When Creator Sets Free [Jesus] saw the great crowd, he went back up the mountainside and sat down to teach the people. His followers came to him there. So he took a deep breath, opened his mouth, and began to share his wisdom and to teach them how to see the Creator’s Good Road [the gospel]. – Matthew 5:1-2, First Nations Version (FNV)
The notion that God sent Jesus from heaven to earth to save the lowly earthlings might be the theological root of colonialism and cultural supremacy.
What if, as the First Nations Version: An Indigenous Translation of the New Testament assumes, Jesus was indigenous? What shifts as we view colonialism as antithetical to the gospel?
“Indigenous” comes from the Latin indu, meaning “within,” and gignere, meaning “to beget.” Something or someone is indigenous if they emerged from withinthis ecosystem or are begotten of this land, not imposed from outside this land.
An indigenous Christ doesn’t enter the world from an extraterrestrial realm to impose a foreign truth. An indigenous Christ emerges within this creation as the truly Natural One who calls us back to ourselves, back to the earth, back to all our relations.
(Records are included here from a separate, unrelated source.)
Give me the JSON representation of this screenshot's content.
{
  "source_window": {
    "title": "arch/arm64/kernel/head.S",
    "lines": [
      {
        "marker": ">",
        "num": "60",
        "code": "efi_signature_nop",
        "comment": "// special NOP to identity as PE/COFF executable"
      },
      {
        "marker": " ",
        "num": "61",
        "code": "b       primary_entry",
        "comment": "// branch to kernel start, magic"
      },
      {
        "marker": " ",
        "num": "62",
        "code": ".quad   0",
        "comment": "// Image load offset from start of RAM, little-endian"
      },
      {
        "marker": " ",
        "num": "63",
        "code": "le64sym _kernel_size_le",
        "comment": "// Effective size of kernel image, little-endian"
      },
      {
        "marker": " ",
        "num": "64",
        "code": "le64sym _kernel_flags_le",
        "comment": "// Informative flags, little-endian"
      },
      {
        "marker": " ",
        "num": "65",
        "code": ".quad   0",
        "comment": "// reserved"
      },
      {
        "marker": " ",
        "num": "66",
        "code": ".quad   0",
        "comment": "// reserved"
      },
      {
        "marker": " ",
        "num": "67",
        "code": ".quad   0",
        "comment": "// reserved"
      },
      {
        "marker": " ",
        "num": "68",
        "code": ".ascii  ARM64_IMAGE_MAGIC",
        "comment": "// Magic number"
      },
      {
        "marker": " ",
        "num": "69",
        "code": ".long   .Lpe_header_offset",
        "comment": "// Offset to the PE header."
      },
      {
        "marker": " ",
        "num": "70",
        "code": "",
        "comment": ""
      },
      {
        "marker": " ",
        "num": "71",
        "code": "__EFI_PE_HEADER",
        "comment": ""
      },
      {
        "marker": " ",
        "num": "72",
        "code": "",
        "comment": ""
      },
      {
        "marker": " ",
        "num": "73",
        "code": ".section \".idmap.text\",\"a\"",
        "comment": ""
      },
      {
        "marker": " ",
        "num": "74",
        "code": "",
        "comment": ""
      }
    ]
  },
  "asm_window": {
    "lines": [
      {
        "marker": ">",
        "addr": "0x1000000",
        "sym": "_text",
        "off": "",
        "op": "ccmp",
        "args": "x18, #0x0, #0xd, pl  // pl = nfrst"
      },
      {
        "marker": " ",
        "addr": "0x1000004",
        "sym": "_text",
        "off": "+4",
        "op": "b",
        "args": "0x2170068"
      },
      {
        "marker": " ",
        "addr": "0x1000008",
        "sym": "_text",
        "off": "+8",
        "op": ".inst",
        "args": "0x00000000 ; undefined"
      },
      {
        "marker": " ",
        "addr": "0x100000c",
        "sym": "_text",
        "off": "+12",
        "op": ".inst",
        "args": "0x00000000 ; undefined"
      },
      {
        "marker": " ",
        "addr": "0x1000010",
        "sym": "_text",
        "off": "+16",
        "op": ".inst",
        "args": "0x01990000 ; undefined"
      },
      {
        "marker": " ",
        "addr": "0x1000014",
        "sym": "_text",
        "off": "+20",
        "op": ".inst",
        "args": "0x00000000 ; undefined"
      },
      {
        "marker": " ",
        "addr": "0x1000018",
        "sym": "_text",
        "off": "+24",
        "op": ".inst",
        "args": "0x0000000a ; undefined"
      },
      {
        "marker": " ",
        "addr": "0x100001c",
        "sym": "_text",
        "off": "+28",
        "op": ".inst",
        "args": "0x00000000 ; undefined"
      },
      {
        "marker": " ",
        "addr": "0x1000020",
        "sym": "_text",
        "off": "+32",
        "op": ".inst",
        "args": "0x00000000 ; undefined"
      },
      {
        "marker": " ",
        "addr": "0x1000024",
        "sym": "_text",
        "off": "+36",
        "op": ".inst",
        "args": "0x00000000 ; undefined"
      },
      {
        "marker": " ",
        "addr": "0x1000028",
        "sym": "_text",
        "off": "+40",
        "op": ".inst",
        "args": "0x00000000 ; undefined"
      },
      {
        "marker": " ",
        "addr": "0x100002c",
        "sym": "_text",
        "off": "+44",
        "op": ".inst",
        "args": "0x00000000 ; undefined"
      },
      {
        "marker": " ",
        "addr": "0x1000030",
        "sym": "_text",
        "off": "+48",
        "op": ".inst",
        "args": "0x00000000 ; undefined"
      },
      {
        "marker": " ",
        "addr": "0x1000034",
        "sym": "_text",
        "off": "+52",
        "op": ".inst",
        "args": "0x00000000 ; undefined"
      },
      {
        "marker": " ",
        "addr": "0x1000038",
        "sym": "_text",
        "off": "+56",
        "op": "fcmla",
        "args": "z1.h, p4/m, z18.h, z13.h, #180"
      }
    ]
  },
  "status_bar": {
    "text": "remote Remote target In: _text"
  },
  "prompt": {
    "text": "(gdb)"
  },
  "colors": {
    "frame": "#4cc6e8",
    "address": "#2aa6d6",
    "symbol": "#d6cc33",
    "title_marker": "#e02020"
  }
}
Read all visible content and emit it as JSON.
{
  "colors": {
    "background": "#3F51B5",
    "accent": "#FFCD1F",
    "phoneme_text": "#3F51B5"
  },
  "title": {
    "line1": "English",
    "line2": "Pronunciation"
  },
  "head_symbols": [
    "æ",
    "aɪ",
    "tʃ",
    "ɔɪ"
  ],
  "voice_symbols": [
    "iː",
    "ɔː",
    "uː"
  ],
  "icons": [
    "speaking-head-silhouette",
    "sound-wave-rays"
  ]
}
Therefore, the point of Jesus’ Good Road (the gospel) is not becoming something else, but becoming truly ourselves, accessing the divinity that is natural and indigenous to every person and to all creation.
Christianity has been used and abused as a force of colonization in the name of “saving” indigenous people. That is an outrageous tragedy. Perhaps indigenous Christians, and an indigenous Christ, will help save Christianity.
Indigenous One, as we begin Indigenous Heritage Month, remind us all, indigenous and nonindigenous alike, that you do not impose your will from on high. Remind us that you are Emmanuel, God-with-us, inviting us to walk your Good Road.